Sunday, August 19, 2007

We Can't Have Anything Nice

I am a Spongebob fanatic. I guess “fanatic” is a bit of an overstatement, since I don’t have antannae, satellite, cable, or any other means to capture the signal that would allow me to watch the actual television cartoon, and since I haven’t even seen the movie.

In a brilliant stroke of foreshadowing, my grandmother, Elsa, told me the story of how she came to collect miniature statues of mice the first time I ever visited her home in Hawa’ii. It seems that one of her children brought her a miniature mouse statue home once, and someone got it in their mind that she liked little statues of mice. So he or she (she either really couldn't remember or just didn't want to stigmatize the culprit) just kept giving them to her. And as these manias run in families, the misconception spread to others and the rest joined in on the gifting. Year after year, holiday after holiday, she was the beneficiary of some mistaken family myth about what she liked.

She, of course, did not tell the story thusly. She was very kind and loving and generous notwithstanding having received hundreds of statues of mice to dust through the course of her adulthood.

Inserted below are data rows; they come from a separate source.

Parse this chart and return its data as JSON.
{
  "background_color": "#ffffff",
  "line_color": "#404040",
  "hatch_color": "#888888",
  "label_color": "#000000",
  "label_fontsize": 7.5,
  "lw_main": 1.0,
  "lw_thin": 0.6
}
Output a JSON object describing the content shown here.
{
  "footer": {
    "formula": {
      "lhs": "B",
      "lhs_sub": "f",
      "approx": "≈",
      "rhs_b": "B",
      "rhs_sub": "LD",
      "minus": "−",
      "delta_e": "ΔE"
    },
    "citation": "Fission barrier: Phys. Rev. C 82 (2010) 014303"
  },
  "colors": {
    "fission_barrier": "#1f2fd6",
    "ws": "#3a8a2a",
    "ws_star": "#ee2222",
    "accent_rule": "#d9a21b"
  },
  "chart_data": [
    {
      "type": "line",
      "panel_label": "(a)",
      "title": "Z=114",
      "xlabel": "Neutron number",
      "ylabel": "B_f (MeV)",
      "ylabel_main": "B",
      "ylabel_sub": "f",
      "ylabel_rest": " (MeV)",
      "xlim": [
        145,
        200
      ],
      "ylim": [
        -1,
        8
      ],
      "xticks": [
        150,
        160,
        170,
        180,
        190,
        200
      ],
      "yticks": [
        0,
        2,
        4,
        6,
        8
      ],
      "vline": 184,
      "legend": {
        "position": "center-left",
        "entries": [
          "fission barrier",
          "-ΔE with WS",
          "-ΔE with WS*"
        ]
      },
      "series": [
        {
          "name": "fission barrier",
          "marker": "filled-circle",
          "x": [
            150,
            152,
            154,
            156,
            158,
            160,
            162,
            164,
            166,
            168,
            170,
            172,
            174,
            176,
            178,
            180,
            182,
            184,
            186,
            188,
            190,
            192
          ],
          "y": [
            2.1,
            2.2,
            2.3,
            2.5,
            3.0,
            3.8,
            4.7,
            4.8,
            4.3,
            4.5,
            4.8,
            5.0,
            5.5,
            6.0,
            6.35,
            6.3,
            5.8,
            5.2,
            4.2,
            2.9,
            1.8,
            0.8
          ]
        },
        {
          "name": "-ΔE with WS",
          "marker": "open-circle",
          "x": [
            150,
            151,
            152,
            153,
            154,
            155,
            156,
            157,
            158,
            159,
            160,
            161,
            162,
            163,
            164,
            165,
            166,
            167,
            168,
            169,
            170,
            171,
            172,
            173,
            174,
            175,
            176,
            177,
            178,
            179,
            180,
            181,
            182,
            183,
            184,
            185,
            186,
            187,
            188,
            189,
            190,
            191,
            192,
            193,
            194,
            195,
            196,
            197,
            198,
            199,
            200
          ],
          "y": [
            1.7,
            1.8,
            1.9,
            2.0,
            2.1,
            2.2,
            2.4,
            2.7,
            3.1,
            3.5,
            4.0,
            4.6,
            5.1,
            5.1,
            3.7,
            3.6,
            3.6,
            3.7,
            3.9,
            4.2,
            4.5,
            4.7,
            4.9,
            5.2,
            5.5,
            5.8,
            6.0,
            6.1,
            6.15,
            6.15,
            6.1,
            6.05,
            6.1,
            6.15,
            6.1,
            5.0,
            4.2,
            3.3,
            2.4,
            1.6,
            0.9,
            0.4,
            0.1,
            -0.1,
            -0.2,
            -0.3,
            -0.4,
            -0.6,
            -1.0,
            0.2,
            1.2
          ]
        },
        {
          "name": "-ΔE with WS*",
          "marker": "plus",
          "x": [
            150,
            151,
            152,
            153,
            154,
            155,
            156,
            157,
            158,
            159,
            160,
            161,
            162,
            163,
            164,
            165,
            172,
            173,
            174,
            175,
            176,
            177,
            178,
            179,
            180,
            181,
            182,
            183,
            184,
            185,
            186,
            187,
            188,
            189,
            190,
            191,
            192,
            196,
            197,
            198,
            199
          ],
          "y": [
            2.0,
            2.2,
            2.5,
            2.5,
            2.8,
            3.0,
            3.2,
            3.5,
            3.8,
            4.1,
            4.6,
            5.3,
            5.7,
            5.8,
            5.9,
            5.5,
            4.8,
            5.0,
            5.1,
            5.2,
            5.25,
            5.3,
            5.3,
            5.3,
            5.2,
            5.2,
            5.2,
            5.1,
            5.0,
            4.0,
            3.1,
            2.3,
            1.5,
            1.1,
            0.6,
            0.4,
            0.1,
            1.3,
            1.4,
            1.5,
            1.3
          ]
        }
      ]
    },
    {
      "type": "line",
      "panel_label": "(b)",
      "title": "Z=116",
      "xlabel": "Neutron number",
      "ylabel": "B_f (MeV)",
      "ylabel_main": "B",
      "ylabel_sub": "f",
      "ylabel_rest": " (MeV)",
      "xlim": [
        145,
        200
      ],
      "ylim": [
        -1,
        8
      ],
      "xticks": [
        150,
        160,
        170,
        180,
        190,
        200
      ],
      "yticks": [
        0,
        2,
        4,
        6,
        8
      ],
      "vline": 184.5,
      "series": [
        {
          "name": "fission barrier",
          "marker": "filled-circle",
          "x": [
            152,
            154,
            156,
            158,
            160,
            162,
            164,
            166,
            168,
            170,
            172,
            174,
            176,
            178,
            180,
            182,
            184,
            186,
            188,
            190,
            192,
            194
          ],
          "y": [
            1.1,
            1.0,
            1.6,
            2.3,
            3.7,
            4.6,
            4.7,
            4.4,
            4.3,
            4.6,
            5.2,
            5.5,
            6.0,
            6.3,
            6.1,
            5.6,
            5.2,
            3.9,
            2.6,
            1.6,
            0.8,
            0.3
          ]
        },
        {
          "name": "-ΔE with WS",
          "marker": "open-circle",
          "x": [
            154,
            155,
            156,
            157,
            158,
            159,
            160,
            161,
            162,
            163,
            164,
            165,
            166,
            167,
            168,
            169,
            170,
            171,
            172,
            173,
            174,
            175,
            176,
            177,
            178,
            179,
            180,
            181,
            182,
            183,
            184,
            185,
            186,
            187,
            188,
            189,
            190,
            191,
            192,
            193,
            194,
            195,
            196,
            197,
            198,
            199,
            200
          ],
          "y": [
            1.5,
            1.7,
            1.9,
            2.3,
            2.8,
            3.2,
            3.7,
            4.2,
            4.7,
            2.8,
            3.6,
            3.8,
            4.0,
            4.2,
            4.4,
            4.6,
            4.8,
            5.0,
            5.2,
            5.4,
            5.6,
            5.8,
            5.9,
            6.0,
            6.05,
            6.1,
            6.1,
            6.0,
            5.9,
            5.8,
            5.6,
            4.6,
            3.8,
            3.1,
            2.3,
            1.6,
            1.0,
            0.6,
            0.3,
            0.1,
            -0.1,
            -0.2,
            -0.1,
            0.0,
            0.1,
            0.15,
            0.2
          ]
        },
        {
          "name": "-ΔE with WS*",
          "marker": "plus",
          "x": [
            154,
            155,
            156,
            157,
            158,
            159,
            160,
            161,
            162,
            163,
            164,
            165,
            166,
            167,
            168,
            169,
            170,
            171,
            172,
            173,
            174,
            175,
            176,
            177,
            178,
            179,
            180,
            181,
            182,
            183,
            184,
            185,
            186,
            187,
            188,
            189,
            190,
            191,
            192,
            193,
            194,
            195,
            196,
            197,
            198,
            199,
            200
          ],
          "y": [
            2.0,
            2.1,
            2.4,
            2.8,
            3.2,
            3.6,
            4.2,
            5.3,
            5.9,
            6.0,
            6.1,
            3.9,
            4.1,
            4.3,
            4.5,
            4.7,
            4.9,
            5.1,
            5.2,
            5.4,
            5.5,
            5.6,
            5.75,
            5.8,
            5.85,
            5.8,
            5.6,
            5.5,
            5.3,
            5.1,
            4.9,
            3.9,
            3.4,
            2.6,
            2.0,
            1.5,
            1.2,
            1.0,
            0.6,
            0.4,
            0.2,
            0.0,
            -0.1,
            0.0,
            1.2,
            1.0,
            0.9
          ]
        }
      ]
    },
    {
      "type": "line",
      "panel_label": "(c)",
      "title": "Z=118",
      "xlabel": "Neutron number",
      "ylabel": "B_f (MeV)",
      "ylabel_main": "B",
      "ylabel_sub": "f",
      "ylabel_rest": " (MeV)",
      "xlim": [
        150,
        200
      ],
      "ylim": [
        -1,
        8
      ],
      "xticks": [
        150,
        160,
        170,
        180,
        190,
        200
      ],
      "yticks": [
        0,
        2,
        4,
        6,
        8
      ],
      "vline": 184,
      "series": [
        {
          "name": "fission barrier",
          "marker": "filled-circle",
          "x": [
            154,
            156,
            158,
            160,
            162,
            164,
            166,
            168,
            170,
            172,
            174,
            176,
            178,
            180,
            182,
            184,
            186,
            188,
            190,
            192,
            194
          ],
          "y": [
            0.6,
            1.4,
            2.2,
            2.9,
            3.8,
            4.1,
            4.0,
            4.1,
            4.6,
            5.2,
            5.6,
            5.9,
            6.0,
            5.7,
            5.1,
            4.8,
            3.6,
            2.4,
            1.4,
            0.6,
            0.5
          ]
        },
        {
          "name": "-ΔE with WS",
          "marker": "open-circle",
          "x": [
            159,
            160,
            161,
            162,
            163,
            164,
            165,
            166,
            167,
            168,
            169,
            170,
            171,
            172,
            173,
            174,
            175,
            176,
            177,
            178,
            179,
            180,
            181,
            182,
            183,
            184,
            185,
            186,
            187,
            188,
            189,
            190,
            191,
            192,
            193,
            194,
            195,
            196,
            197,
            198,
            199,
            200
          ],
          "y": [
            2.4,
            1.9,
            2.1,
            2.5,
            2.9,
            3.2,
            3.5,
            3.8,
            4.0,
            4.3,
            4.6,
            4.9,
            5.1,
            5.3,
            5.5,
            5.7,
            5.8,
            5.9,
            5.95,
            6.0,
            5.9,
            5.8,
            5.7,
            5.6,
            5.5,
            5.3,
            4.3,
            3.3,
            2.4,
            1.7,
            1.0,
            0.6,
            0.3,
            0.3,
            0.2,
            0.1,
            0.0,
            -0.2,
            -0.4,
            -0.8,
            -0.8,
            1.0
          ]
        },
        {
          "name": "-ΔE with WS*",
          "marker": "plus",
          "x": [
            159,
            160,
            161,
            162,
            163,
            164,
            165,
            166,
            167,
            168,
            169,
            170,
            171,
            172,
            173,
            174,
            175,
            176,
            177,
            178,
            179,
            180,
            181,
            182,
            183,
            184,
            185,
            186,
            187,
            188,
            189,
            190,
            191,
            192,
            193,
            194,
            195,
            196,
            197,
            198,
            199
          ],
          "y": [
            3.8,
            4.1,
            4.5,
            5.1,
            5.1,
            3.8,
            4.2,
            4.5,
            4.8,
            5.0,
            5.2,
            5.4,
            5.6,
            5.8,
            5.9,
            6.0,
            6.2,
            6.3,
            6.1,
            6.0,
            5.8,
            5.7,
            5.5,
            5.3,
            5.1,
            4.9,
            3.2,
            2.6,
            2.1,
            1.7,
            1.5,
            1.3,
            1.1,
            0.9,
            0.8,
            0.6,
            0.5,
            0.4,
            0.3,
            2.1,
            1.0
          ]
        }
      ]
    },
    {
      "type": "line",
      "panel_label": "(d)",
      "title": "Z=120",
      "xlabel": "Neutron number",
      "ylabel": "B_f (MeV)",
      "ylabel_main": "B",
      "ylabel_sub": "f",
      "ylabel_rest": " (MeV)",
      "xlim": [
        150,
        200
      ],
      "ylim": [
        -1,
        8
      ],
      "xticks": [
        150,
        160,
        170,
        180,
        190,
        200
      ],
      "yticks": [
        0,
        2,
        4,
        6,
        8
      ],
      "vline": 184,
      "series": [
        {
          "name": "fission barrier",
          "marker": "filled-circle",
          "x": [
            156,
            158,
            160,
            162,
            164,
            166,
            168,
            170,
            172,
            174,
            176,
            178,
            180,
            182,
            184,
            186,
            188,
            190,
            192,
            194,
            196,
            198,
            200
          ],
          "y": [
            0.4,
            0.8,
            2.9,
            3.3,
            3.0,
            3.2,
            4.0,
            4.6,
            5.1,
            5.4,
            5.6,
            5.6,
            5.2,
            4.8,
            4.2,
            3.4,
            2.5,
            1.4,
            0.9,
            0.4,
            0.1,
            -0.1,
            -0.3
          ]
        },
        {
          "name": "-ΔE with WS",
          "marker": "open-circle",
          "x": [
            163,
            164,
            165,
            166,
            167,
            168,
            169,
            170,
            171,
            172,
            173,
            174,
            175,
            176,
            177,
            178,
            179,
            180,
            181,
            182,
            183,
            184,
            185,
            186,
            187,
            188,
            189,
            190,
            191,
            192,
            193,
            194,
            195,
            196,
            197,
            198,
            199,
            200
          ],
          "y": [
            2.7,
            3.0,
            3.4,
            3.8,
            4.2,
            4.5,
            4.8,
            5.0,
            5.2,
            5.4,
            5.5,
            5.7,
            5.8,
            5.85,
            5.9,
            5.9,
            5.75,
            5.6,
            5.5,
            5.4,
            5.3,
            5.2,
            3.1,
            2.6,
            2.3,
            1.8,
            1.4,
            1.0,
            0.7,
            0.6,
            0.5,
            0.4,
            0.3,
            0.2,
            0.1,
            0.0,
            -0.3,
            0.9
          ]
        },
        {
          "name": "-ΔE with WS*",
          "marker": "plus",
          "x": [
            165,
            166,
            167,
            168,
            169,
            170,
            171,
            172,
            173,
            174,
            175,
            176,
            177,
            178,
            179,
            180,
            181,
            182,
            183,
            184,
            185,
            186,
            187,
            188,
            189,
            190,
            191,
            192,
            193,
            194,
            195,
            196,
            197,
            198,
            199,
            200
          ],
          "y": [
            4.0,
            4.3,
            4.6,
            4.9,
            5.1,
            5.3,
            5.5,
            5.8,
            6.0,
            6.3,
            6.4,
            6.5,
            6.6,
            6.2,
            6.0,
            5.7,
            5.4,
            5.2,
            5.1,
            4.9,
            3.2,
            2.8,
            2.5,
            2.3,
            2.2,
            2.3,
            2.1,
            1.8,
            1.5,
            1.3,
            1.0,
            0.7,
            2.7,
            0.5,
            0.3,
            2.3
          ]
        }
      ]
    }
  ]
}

And of course, my Spongebob situation is not nearly as bleak or overwhelming as the decades-long accumulation of little mice. I like Spongebob. He is cerebral but goofy, willing to learn from his boneheaded mistakes and call others on theirs, generally good-natured and occasionally intense. Not that I can even begin to compare with the ceramic mouse collection, but I do have Spongebob underwear, t-shirts, slinkies, interchangeable dolls, notecubes (three of these, actually), address books, pool toys, towels, shower curtains, and the list goes on. . .

Having put all this thought into the why’s of my Spongebob affectation, you can imagine how horrified I was to come upon this in my living room this morning:


Until some time last week, I had a soft-sided Spongebob lunch pail. His body was the “pail” part, and he had these now disembodied and disemboweled plastic arms sticking off the side, and pants and legs stuck onto the bottom. I had contemplated using duct tape to perform cosmetic repairs and just have my Spongebob be the amputee Spongebob, but decided that others may not take it in the spirit it was intended.

The dogs choose the most random and unpredictable things to pick off of the high parts of the countertop and destroy. All I can say is that it’s a good thing I still have my “Charlie’s Angels” lunch pail or I would have been seriously ticked.

We just can’t have anything nice, now can we?!?!?

1 comment:

Anonymous said...

Oooo, the picture makes me sad for him. I like the idea of taping him back together. Seems I have seen a SBSP tv-cartoon with him in JUST that type of jam too. Ahhhh, life imitating art, imitating life... the age-old and endless cycle. Very avant-garde of the krewe. Give them some paint and a canvas and see what they come up with:) Budding artists, I tell ya! I've got a feeling about this. Good stuff. Ev.